'My favourite American crime-writer' New York Herald Tribune
Mystery writer Brendan Monroe is tormented by the fear that his flamboyant fictional detective P. I. Roy Barron has come to life. Is the author losing his mind? Or is someone making it seem that way?
When Barron is found dead, Sergeant Dan Valentine of the Santa Monica police focuses his investigation on the local chapter of the Mystery Writers of America, where he faces the fascinating challenge of trying to trap a murderer whose profession is devising diabolical plots.
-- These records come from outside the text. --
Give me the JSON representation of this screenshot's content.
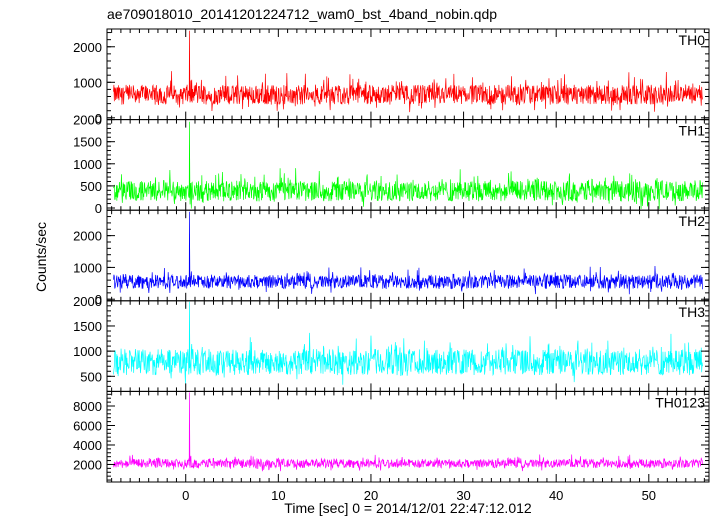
{
  "chart_data": {
    "type": "line",
    "title": "ae709018010_20141201224712_wam0_bst_4band_nobin.qdp",
    "xlabel": "Time [sec] 0 = 2014/12/01 22:47:12.012",
    "ylabel": "Counts/sec",
    "xlim": [
      -8.5,
      56.5
    ],
    "x_ticks": [
      0,
      10,
      20,
      30,
      40,
      50
    ],
    "x_range_data": [
      -7.8,
      55.8
    ],
    "grid": false,
    "panels": [
      {
        "name": "TH0",
        "color": "#ff0000",
        "ylim": [
          -50,
          2500
        ],
        "yticks": [
          0,
          1000,
          2000
        ],
        "baseline": 650,
        "noise": 280,
        "spike": {
          "x": 0.4,
          "y": 2450
        }
      },
      {
        "name": "TH1",
        "color": "#00ff00",
        "ylim": [
          -50,
          2000
        ],
        "yticks": [
          0,
          500,
          1000,
          1500,
          2000
        ],
        "baseline": 380,
        "noise": 230,
        "spike": {
          "x": 0.4,
          "y": 1950
        }
      },
      {
        "name": "TH2",
        "color": "#0000ff",
        "ylim": [
          -50,
          2800
        ],
        "yticks": [
          0,
          1000,
          2000
        ],
        "baseline": 550,
        "noise": 220,
        "spike": {
          "x": 0.4,
          "y": 2750
        }
      },
      {
        "name": "TH3",
        "color": "#00ffff",
        "ylim": [
          200,
          2000
        ],
        "yticks": [
          500,
          1000,
          1500,
          2000
        ],
        "baseline": 780,
        "noise": 260,
        "spike": {
          "x": 0.4,
          "y": 1980
        }
      },
      {
        "name": "TH0123",
        "color": "#ff00ff",
        "ylim": [
          200,
          9500
        ],
        "yticks": [
          2000,
          4000,
          6000,
          8000
        ],
        "baseline": 2100,
        "noise": 450,
        "spike": {
          "x": 0.4,
          "y": 9400
        }
      }
    ]
  }
}
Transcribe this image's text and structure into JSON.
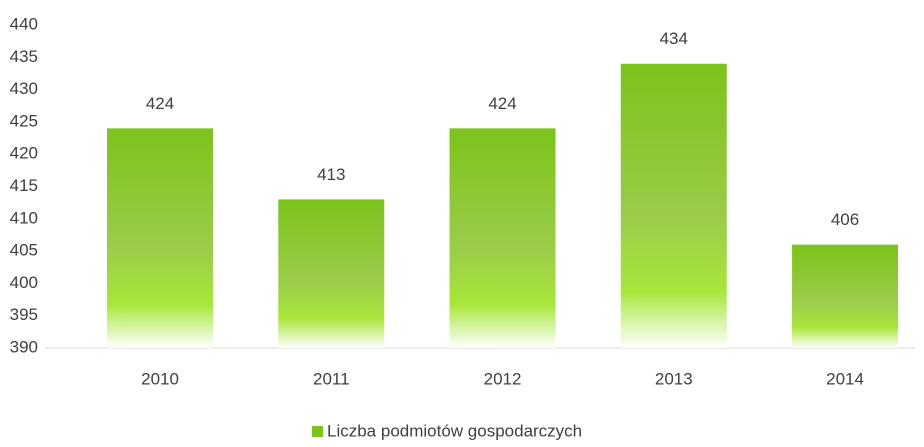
{
  "chart_data": {
    "type": "bar",
    "categories": [
      "2010",
      "2011",
      "2012",
      "2013",
      "2014"
    ],
    "series": [
      {
        "name": "Liczba podmiotów gospodarczych",
        "color": "#7cc31b",
        "values": [
          424,
          413,
          424,
          434,
          406
        ]
      }
    ],
    "ylim": [
      390,
      440
    ],
    "yticks": [
      390,
      395,
      400,
      405,
      410,
      415,
      420,
      425,
      430,
      435,
      440
    ],
    "grid": false,
    "legend": "bottom"
  }
}
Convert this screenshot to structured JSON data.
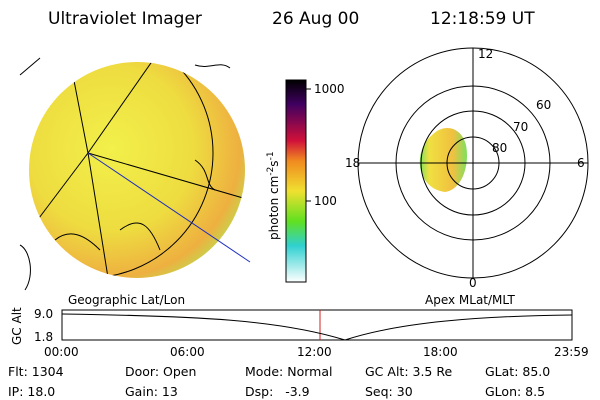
{
  "header": {
    "instrument": "Ultraviolet Imager",
    "date": "26 Aug 00",
    "time": "12:18:59 UT"
  },
  "colorbar": {
    "unit": {
      "base": "photon cm",
      "exp1": "-2",
      "mid": "s",
      "exp2": "-1"
    },
    "ticks": [
      "1000",
      "100"
    ]
  },
  "polar": {
    "mlt_labels": [
      "12",
      "18",
      "6",
      "0"
    ],
    "lat_labels": [
      "60",
      "70",
      "80"
    ]
  },
  "panels": {
    "left": "Geographic Lat/Lon",
    "right": "Apex MLat/MLT"
  },
  "altitude": {
    "axis_label": "GC Alt",
    "yticks": [
      "9.0",
      "1.8"
    ],
    "xticks": [
      "00:00",
      "06:00",
      "12:00",
      "18:00",
      "23:59"
    ]
  },
  "status": {
    "rows": [
      [
        "Flt: 1304",
        "Door: Open",
        "Mode: Normal",
        "GC Alt: 3.5 Re",
        "GLat: 85.0"
      ],
      [
        "IP: 18.0",
        "Gain: 13",
        "Dsp:   -3.9",
        "Seq: 30",
        "GLon: 8.5"
      ]
    ]
  }
}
In her 67 years, California author Elizabeth Linington wrote 82 crime fiction novels, under her own name as well as the aliases Anne Blaisdell, Lesley Egan, Egan O'Neill and Dell Shannon. Her writing evolved from the early radio and stage dramas, via historical narratives, to her most celebrated novels - mysteries. She was nominated for Edgars in 1961, 1962 and 1963 for Case Pending, Nightmare and Knave of Hearts respectively. Her most successful creation, debonair LAPD Lieutenant Luis Mendoza, broke new ground in being one of the first Latino police officers in the procedural genre, and Linington herself was a pioneer in a male-dominated industry, earning the moniker 'Queen of the Procedurals'.